Wednesday, September 25, 2013
I know I am supposed to use the SMART goals format, I can never remember how that actually goes.... Now that I have done this once before, I want to really focus on making this work for me. I really want to see myself improve in the giving and receiving support. That would make me happy. Plus I really want to lose 12 pounds and once again, my friend exercise and I, we need to get closer, much closer, best buds even! Even when the odds seem against us getting together, we still should meet!
Tuesday, July 23, 2013
Now that we have gotten half way through the BLC challenge they tell me it's time to reflect. Reflect on my previous goal and see where I am in accordance with where I wanted to be upon finishing this challenge. Well here goes....

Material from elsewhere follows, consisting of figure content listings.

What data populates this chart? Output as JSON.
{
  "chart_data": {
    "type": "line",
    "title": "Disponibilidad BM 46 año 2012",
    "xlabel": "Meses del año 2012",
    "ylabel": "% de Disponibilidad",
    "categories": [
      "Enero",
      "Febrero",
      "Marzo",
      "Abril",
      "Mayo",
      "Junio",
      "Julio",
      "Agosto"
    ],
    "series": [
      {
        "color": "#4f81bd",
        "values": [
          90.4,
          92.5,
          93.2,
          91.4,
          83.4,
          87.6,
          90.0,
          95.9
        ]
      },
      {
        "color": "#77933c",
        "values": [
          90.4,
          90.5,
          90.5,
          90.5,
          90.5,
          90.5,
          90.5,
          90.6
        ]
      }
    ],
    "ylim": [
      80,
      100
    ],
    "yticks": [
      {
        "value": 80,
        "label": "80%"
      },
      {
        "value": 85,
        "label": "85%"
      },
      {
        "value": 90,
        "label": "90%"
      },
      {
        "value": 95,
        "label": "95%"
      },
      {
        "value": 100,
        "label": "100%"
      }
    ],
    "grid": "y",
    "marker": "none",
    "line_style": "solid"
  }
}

I was surprised to read over my goals blog and see some of the things I have accomplished. I think me and exercise have become friends, or at least closer friends than what we were before this challenge, thanks to some very well managed workout suggestions from the BLC leaders. (Thank you, ladies!) I really do love the way I feel after working out and that is definitely worth it to me. Because I have been working out I have gotten a chance to de-stress and unwind, thus taking care of another part of my goals.

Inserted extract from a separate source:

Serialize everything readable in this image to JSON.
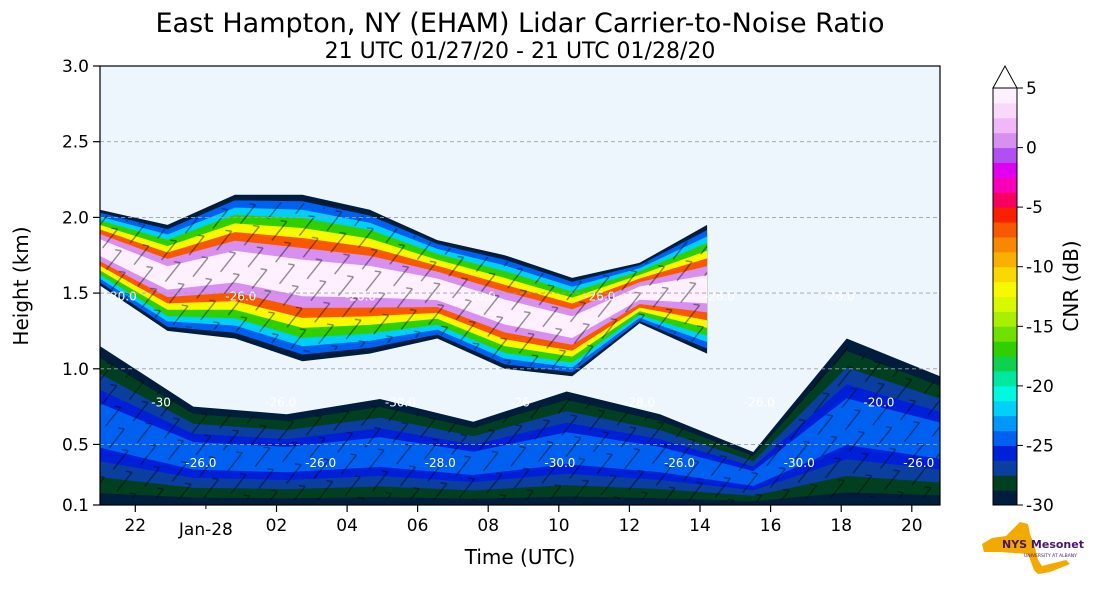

I still want to lose 12 pounds. I'm not really willing to give up on that, it's my little personal goal, and I really want to get there. If I can't get there, I will forgive myself and move on, but right now, I am believing in my body's ability to do this and my determination to meet with my friend, exercise!

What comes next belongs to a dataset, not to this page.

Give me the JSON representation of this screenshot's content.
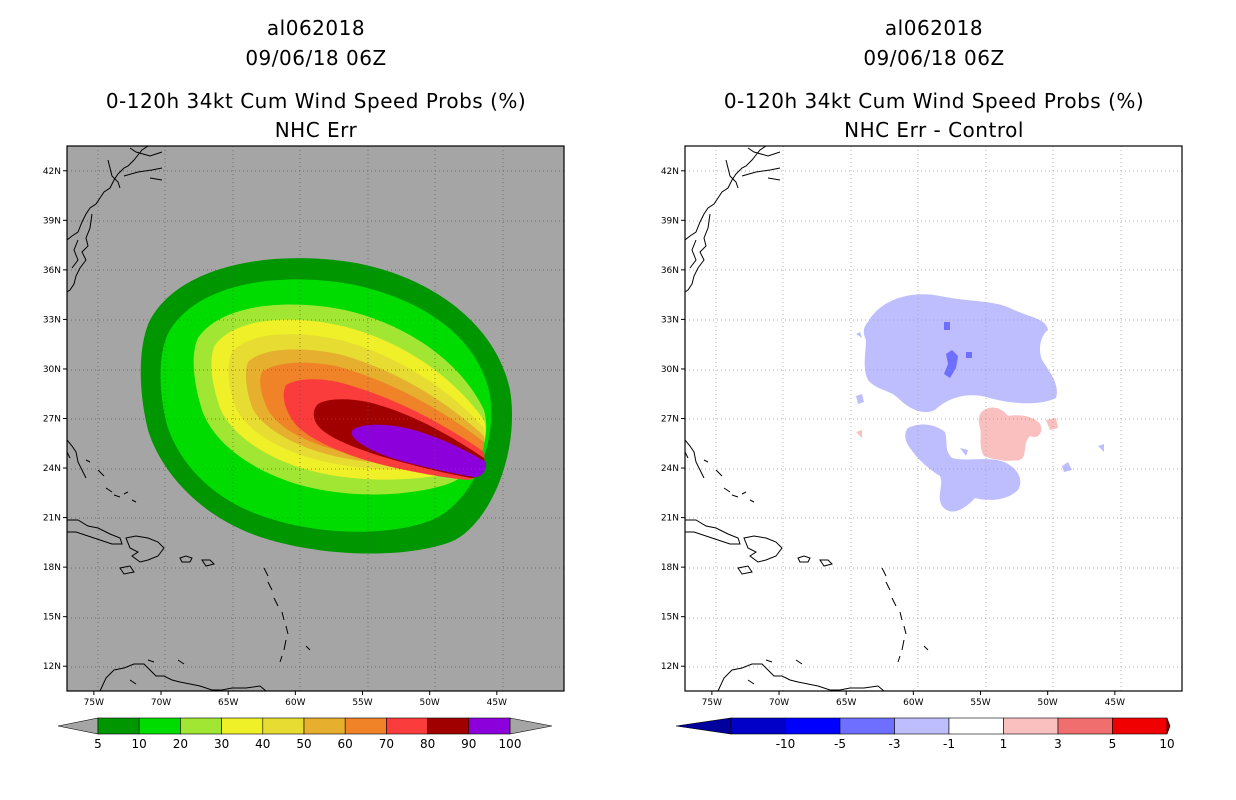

The last part was to make friends and be supportive, hmmm, on that account I'm sure there is still progress to be made. I'm not so good at that, even though I'd love to be. I'm certain I'm not doing it often enough to be effective in being supportive. Sometimes I don't feel like I really know what's expected of me and I'm much better at lurking than supporting. All my team-mates make it look so effortless...( anywho, you can sure tell where my insecurities lie!) On the flip side, I have made some friends. Not all goals met, but a very decent start!
Tuesday, June 11, 2013
For the 12 weeks that I am a part of BLC, my goals are 1. Lose 12 pounds, 2. learn to make a habit out of exercise, 3. change my attitude about exercise so as to make friends with it, and recognize that I love the way I feel AFTER I've done it, 4. make friends and be supportive. Really I want to de-stress, unwind, and enjoy the people, I think if I can do that I will have come a long way, and that's good enough for me!
Sunday, February 03, 2013
I just did it, the brave thing, I just added pics of myself to use for before and after pics. The best is yet to come! The after pics, cause its so hard to commit to believing that there will be after pics. But it's ok, I'm better and a tad more confident than I was a year ago. Not quite as afraid to come out of hiding and post or be involved in a group, I think!
I've been lurking consistantly, reading and learning and changing the way I feel about me and my ability to make myself better this time.
I've also just joined the 28 Day Boot Camp Challenge Team, it makes me feel a little more commited instead of just involved. I even bought the app for my phone so I could be more involved. The better to lurk! :) AND I even put those pics on as I mentioned at the top!
Wish me luck!
P.s. How do I get my silly pics to behave and turn the right way?
Sunday, August 21, 2011
OMgosh, I cannot believe how much I can want to make good decisions and want to eat everything at the same time. Feeling kinda down. Came down with swimmers-ear on Fri last week and just proceeded to blow it in the diet arena for a whole week. I didn't even record what I ate for a couple of days 'cause I didn't care to know how bad I'd blown it. I need to gather up all my courage and try again. Just because I can't do it perfectly doesn't mean it's time to give up. Easier said than done though. Ear is better, time to get back in the game and stop wallowing in my drug of choices, food.....Today again is the first day of the rest of my life, right?